Facebook has some serious questions to answer in the wake of the recent data scandal, and Facebook shares are reflecting the severity of the crisis. Australia’s privacy watchdog is the latest on the ever-growing list of organisations that want answers over the alleged misuse of data by Cambridge Analytica.
The social media giant has now admitted that more users than previously thought – as many as 87 million – could have had their personal information passed to the company, with the vast majority seemingly unaware that their private data was being taken and used.
More than 300,000 Australian users had data taken
While the vast bulk of users are based in America, there are thought to be more than 300,000 in Australia and many millions based beyond the shores of the US, which serves to expand the global reach of the crisis.
The Office of the Australian Information Commissioner (OAIC) issued a statement, explaining: “The investigation will consider whether Facebook has breached the Privacy Act 1988. Given the global nature of this matter, the OAIC will confer with regulatory authorities internationally.
“All organisations that are covered by the Privacy Act have obligations in relation to the personal information that they hold. This includes taking reasonable steps to ensure that personal information is held securely, and ensuring that customers are adequately notified about the collection and handling of their personal information.”
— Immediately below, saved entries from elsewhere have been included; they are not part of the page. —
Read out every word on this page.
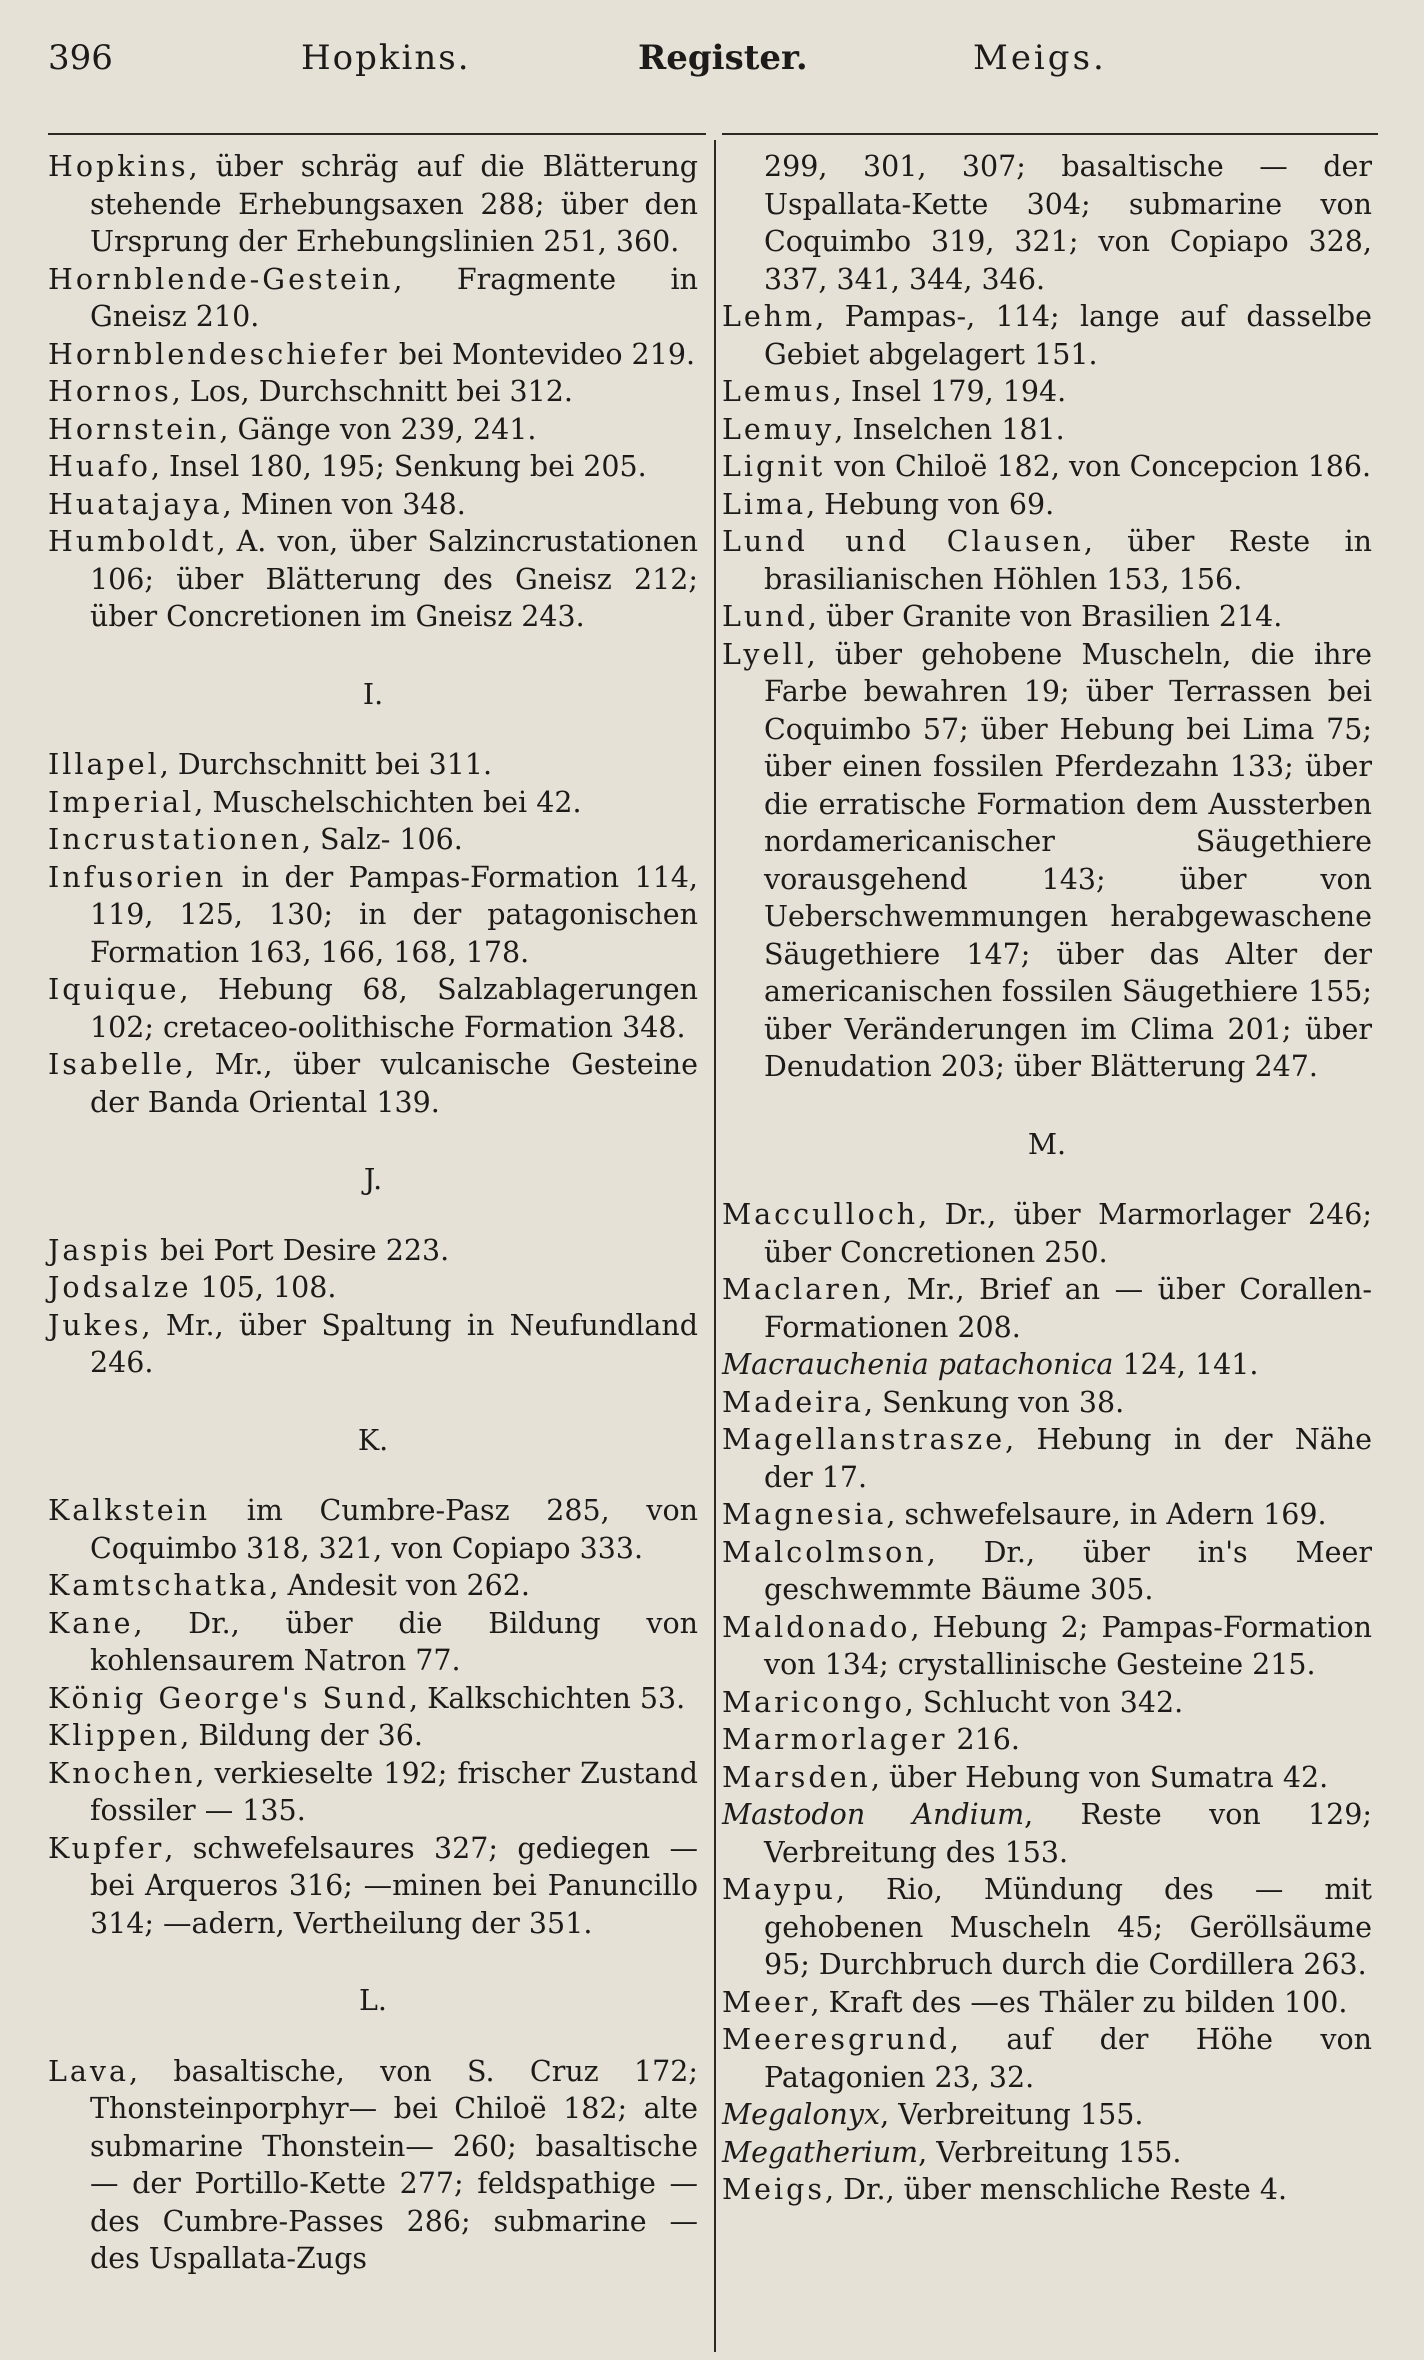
396	Hopkins.	Register.	Meigs.
Hopkins, über schräg auf die Blätterung stehende Erhebungsaxen 288; über den Ursprung der Erhebungslinien 251, 360.
Hornblende-Gestein, Fragmente in Gneisz 210.
Hornblendeschiefer bei Montevideo 219.
Hornos, Los, Durchschnitt bei 312.
Hornstein, Gänge von 239, 241.
Huafo, Insel 180, 195; Senkung bei 205.
Huatajaya, Minen von 348.
Humboldt, A. von, über Salzincrustationen 106; über Blätterung des Gneisz 212; über Concretionen im Gneisz 243.
I.
Illapel, Durchschnitt bei 311.
Imperial, Muschelschichten bei 42.
Incrustationen, Salz- 106.
Infusorien in der Pampas-Formation 114, 119, 125, 130; in der patagonischen Formation 163, 166, 168, 178.
Iquique, Hebung 68, Salzablagerungen 102; cretaceo-oolithische Formation 348.
Isabelle, Mr., über vulcanische Gesteine der Banda Oriental 139.
J.
Jaspis bei Port Desire 223.
Jodsalze 105, 108.
Jukes, Mr., über Spaltung in Neufundland 246.
K.
Kalkstein im Cumbre-Pasz 285, von Coquimbo 318, 321, von Copiapo 333.
Kamtschatka, Andesit von 262.
Kane, Dr., über die Bildung von kohlensaurem Natron 77.
König George's Sund, Kalkschichten 53.
Klippen, Bildung der 36.
Knochen, verkieselte 192; frischer Zustand fossiler — 135.
Kupfer, schwefelsaures 327; gediegen — bei Arqueros 316; —minen bei Panuncillo 314; —adern, Vertheilung der 351.
L.
Lava, basaltische, von S. Cruz 172; Thonsteinporphyr— bei Chiloë 182; alte submarine Thonstein— 260; basaltische — der Portillo-Kette 277; feldspathige — des Cumbre-Passes 286; submarine — des Uspallata-Zugs
299, 301, 307; basaltische — der Uspallata-Kette 304; submarine von Coquimbo 319, 321; von Copiapo 328, 337, 341, 344, 346.
Lehm, Pampas-, 114; lange auf dasselbe Gebiet abgelagert 151.
Lemus, Insel 179, 194.
Lemuy, Inselchen 181.
Lignit von Chiloë 182, von Concepcion 186.
Lima, Hebung von 69.
Lund und Clausen, über Reste in brasilianischen Höhlen 153, 156.
Lund, über Granite von Brasilien 214.
Lyell, über gehobene Muscheln, die ihre Farbe bewahren 19; über Terrassen bei Coquimbo 57; über Hebung bei Lima 75; über einen fossilen Pferdezahn 133; über die erratische Formation dem Aussterben nordamericanischer Säugethiere vorausgehend 143; über von Ueberschwemmungen herabgewaschene Säugethiere 147; über das Alter der americanischen fossilen Säugethiere 155; über Veränderungen im Clima 201; über Denudation 203; über Blätterung 247.
M.
Macculloch, Dr., über Marmorlager 246; über Concretionen 250.
Maclaren, Mr., Brief an — über Corallen-Formationen 208.
Macrauchenia patachonica 124, 141.
Madeira, Senkung von 38.
Magellanstrasze, Hebung in der Nähe der 17.
Magnesia, schwefelsaure, in Adern 169.
Malcolmson, Dr., über in's Meer geschwemmte Bäume 305.
Maldonado, Hebung 2; Pampas-Formation von 134; crystallinische Gesteine 215.
Maricongo, Schlucht von 342.
Marmorlager 216.
Marsden, über Hebung von Sumatra 42.
Mastodon Andium, Reste von 129; Verbreitung des 153.
Maypu, Rio, Mündung des — mit gehobenen Muscheln 45; Geröllsäume 95; Durchbruch durch die Cordillera 263.
Meer, Kraft des —es Thäler zu bilden 100.
Meeresgrund, auf der Höhe von Patagonien 23, 32.
Megalonyx, Verbreitung 155.
Megatherium, Verbreitung 155.
Meigs, Dr., über menschliche Reste 4.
Facebook shares drop in immediate aftermath
As the revelations spread – from coverage in the US and UK – Facebook’s shares took an immediate hit. In 11 days, from March 16 to March 27, Facebook’s share price plummeted almost 18%, with the estimated cost of around $10 billion to CEO Mark Zuckerberg. While the decline was then halted, the share price has not recovered to the levels experienced at the beginning of 2018.
Is FANG losing its teeth?
Yet, while the impact on Facebook is clear, the shockwaves of the Facebook story are in danger of being felt more widely among other big tech shares. Recent years have seen a rise in so-called FANG stocks – referring to Facebook, Amazon, Netflix and Google – but lack of trust over data and privacy could knock confidence and taint these stocks by association.
While Facebook endured a poor Q1, Google’s share price was also down in the same period. This was largely due to the Facebook fallout and the feeling that both firms – which rely on advertising revenues – might be harmed by a clampdown or regulations.
Amazon’s performance might have been better in Q1, but President Trump has made a number of high profile comments against the company – claiming that it is hurting shops due to a deal with the US Postal Service. If his tweets turn into action, this could well impact Amazon’s strong position too.
Big tech and Facebook shares heavily owned
The figures don’t exactly knock the FANG companies (sometimes known as FAANG to include Apple) off their pedestal but they are the sort of thing that fires a warning shot to investors and might trigger a few trailing orders.
The simple fact is that a lot of people made the decision to invest in these companies in 2017 – meaning that these shares are held by a lot of investors. They’ve enjoyed a fast rise as a result – but that perhaps only paves the way for a natural drop back.
The impact of the data story has undoubtedly been felt by Facebook, but the signs of a drop were there before this broke. The natural fall back from 2017, as well as rogue elements (a polite way of describing Donald Trump perhaps?) all suggest that big tech stocks might suffer a tougher time in 2018. Still, it would be a stretch to suggest they’ll fall away completely, given their dominance of a market that could still grow further.